Unlike the commenter on the DVD I don’t believe that Meet Me in St. Louis is the all-time greatest movie musical (I think that Seven Brides for Seven Brothers holds that distinction). It is too much a vehicle for Judy Garland, the dance routines don’t meet the standards of the music or Ms. Garland’s singing, etc. However, in one sense, the loving, meticulous, obsessive attention to detail while MMISL may not be the greatest movie musical it is perhaps the finest example of what the studios could accomplish when they had an inclination to and when they gave, ,essentially, a free hand to a director with that kind of vision if it can be said that anybody other than Vincente Minnelli has.

Maybe that long ago live television production will show up in some other future release of Meet Me in St. Louis.

8 comments… add one
  • Zachriel Link

    Someday soon, we all will be together
    If the Fates allow
    Until then, we’ll have to muddle through somehow
    So have yourself a merry little Christmas now.

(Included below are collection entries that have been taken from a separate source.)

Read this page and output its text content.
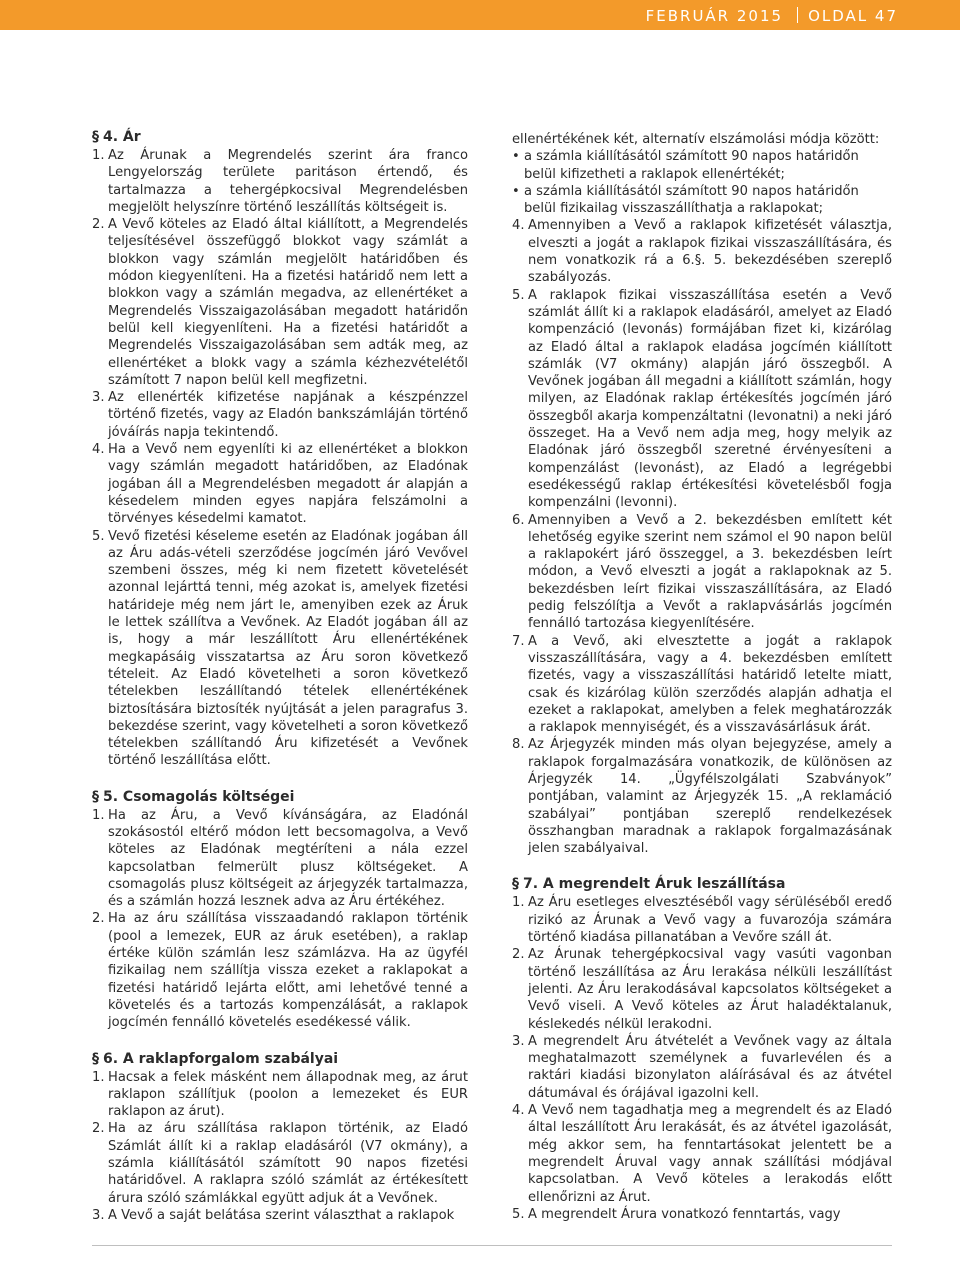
FEBRUÁR 2015 OLDAL 47
§ 4. Ár
1. Az Árunak a Megrendelés szerint ára franco Lengyelország területe paritáson értendő, és tartalmazza a tehergépkocsival Megrendelésben megjelölt helyszínre történő leszállítás költségeit is.
2. A Vevő köteles az Eladó által kiállított, a Megrendelés teljesítésével összefüggő blokkot vagy számlát a blokkon vagy számlán megjelölt határidőben és módon kiegyenlíteni. Ha a fizetési határidő nem lett a blokkon vagy a számlán megadva, az ellenértéket a Megrendelés Visszaigazolásában megadott határidőn belül kell kiegyenlíteni. Ha a fizetési határidőt a Megrendelés Visszaigazolásában sem adták meg, az ellenértéket a blokk vagy a számla kézhezvételétől számított 7 napon belül kell megfizetni.
3. Az ellenérték kifizetése napjának a készpénzzel történő fizetés, vagy az Eladón bankszámláján történő jóváírás napja tekintendő.
4. Ha a Vevő nem egyenlíti ki az ellenértéket a blokkon vagy számlán megadott határidőben, az Eladónak jogában áll a Megrendelésben megadott ár alapján a késedelem minden egyes napjára felszámolni a törvényes késedelmi kamatot.
5. Vevő fizetési késeleme esetén az Eladónak jogában áll az Áru adás-vételi szerződése jogcímén járó Vevővel szembeni összes, még ki nem fizetett követelését azonnal lejárttá tenni, még azokat is, amelyek fizetési határideje még nem járt le, amenyiben ezek az Áruk le lettek szállítva a Vevőnek. Az Eladót jogában áll az is, hogy a már leszállított Áru ellenértékének megkapásáig visszatartsa az Áru soron következő tételeit. Az Eladó követelheti a soron következő tételekben leszállítandó tételek ellenértékének biztosítására biztosíték nyújtását a jelen paragrafus 3. bekezdése szerint, vagy követelheti a soron következő tételekben szállítandó Áru kifizetését a Vevőnek történő leszállítása előtt.
§ 5. Csomagolás költségei
1. Ha az Áru, a Vevő kívánságára, az Eladónál szokásostól eltérő módon lett becsomagolva, a Vevő köteles az Eladónak megtéríteni a nála ezzel kapcsolatban felmerült plusz költségeket. A csomagolás plusz költségeit az árjegyzék tartalmazza, és a számlán hozzá lesznek adva az Áru értékéhez.
2. Ha az áru szállítása visszaadandó raklapon történik (pool a lemezek, EUR az áruk esetében), a raklap értéke külön számlán lesz számlázva. Ha az ügyfél fizikailag nem szállítja vissza ezeket a raklapokat a fizetési határidő lejárta előtt, ami lehetővé tenné a követelés és a tartozás kompenzálását, a raklapok jogcímén fennálló követelés esedékessé válik.
§ 6. A raklapforgalom szabályai
1. Hacsak a felek másként nem állapodnak meg, az árut raklapon szállítjuk (poolon a lemezeket és EUR raklapon az árut).
2. Ha az áru szállítása raklapon történik, az Eladó Számlát állít ki a raklap eladásáról (V7 okmány), a számla kiállításától számított 90 napos fizetési határidővel. A raklapra szóló számlát az értékesített árura szóló számlákkal együtt adjuk át a Vevőnek.
3. A Vevő a saját belátása szerint választhat a raklapok
ellenértékének két, alternatív elszámolási módja között:
• a számla kiállításától számított 90 napos határidőn belül kifizetheti a raklapok ellenértékét;
• a számla kiállításától számított 90 napos határidőn belül fizikailag visszaszállíthatja a raklapokat;
4. Amennyiben a Vevő a raklapok kifizetését választja, elveszti a jogát a raklapok fizikai visszaszállítására, és nem vonatkozik rá a 6.§. 5. bekezdésében szereplő szabályozás.
5. A raklapok fizikai visszaszállítása esetén a Vevő számlát állít ki a raklapok eladásáról, amelyet az Eladó kompenzáció (levonás) formájában fizet ki, kizárólag az Eladó által a raklapok eladása jogcímén kiállított számlák (V7 okmány) alapján járó összegből. A Vevőnek jogában áll megadni a kiállított számlán, hogy milyen, az Eladónak raklap értékesítés jogcímén járó összegből akarja kompenzáltatni (levonatni) a neki járó összeget. Ha a Vevő nem adja meg, hogy melyik az Eladónak járó összegből szeretné érvényesíteni a kompenzálást (levonást), az Eladó a legrégebbi esedékességű raklap értékesítési követelésből fogja kompenzálni (levonni).
6. Amennyiben a Vevő a 2. bekezdésben említett két lehetőség egyike szerint nem számol el 90 napon belül a raklapokért járó összeggel, a 3. bekezdésben leírt módon, a Vevő elveszti a jogát a raklapoknak az 5. bekezdésben leírt fizikai visszaszállítására, az Eladó pedig felszólítja a Vevőt a raklapvásárlás jogcímén fennálló tartozása kiegyenlítésére.
7. A a Vevő, aki elvesztette a jogát a raklapok visszaszállítására, vagy a 4. bekezdésben említett fizetés, vagy a visszaszállítási határidő letelte miatt, csak és kizárólag külön szerződés alapján adhatja el ezeket a raklapokat, amelyben a felek meghatározzák a raklapok mennyiségét, és a visszavásárlásuk árát.
8. Az Árjegyzék minden más olyan bejegyzése, amely a raklapok forgalmazására vonatkozik, de különösen az Árjegyzék 14. „Ügyfélszolgálati Szabványok” pontjában, valamint az Árjegyzék 15. „A reklamáció szabályai” pontjában szereplő rendelkezések összhangban maradnak a raklapok forgalmazásának jelen szabályaival.
§ 7. A megrendelt Áruk leszállítása
1. Az Áru esetleges elvesztéséből vagy sérüléséből eredő rizikó az Árunak a Vevő vagy a fuvarozója számára történő kiadása pillanatában a Vevőre száll át.
2. Az Árunak tehergépkocsival vagy vasúti vagonban történő leszállítása az Áru lerakása nélküli leszállítást jelenti. Az Áru lerakodásával kapcsolatos költségeket a Vevő viseli. A Vevő köteles az Árut haladéktalanuk, késlekedés nélkül lerakodni.
3. A megrendelt Áru átvételét a Vevőnek vagy az általa meghatalmazott személynek a fuvarlevélen és a raktári kiadási bizonylaton aláírásával és az átvétel dátumával és órájával igazolni kell.
4. A Vevő nem tagadhatja meg a megrendelt és az Eladó által leszállított Áru lerakását, és az átvétel igazolását, még akkor sem, ha fenntartásokat jelentett be a megrendelt Áruval vagy annak szállítási módjával kapcsolatban. A Vevő köteles a lerakodás előtt ellenőrizni az Árut.
5. A megrendelt Árura vonatkozó fenntartás, vagy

  • Here’s the full set of original lyrics:

    Have yourself a merry little Christmas, it may be your last,
    Next year we may all be living in the past
    Have yourself a merry little Christmas, pop that champagne cork,
    Next year we will all be living in New York.

    No good times like the olden days, happy golden days of yore,
    Faithful friends who were dear to us, will be near to us no more.

    But at least we all will be together, if the Fates allow,
    From now on we’ll have to muddle through somehow.
    So have yourself a merry little Christmas now.

    I think that’s significantly more coherent and to the point. But it is depressing.

  • sam Link

    It’s interesting how great songs of the “American Songbook” came to be. “Old Man River” was written simply because the second act of Showboat needed an ending. “September Song” came about because Walter Houston wanted a solo. In neither case did the writers (Kern and Hammstein, and Weil and Anderson) think they’d done anything all that special.

  • I think that something depends on the composer. By all accounts Gershwin thought everything he ever wrote was a deathless classic (a lot them were). On the other hand Irving Berlin promoted and honed his compositions into their eventual forms. If it didn’t sell one way, he’d re-write it, put new lyrics to it, re-package it until it did sell. He was a relentess merchandizer and re-merchandizer.

    BTW, you might want to re-check that story about Show Boat. “Ol’ Man River” is near the beginning of the first act. It was there in the original production and has been there in every revival.

    Knickerbocker Holiday is such a weird show I’d believe anything you told me about it.

  • sam Link

    “BTW, you might want to re-check that story about Show Boat. “Ol’ Man River” is near the beginning of the first act”

    I will do that, but I have a distinct memory of seeing an interview with Hammerstein in which he made the claim. (But I do grant that my “distinct memories” seem a bit fuzzy these days.)

  • It may have been Hammerstein’s recollections that were a bit fuzzy rather than yours.

  • sam Link

    Ah, got my scenes/acts wrong:

    From the show’s opening number “Cotton Blossom”, the notes in the phrase “Cotton Blossom, Cotton Blossom” are the same notes as those in the phrase “Ol’ Man River, dat Ol’ Man River,” but inverted. However, “Cotton Blossom” was written first, and “Ol’ Man River” was written only after Kern and Hammerstein realized they needed a song to end the first scene in the show. [Ol’ Man River

  • Icepick Link

    Judy Garland, cognizant of her own fan base and what we’d now call her “brand” refused outright to sing it.

    The solution would have been to have Margaret O’Brien’s Tootie sing the song – THAT would have been in character.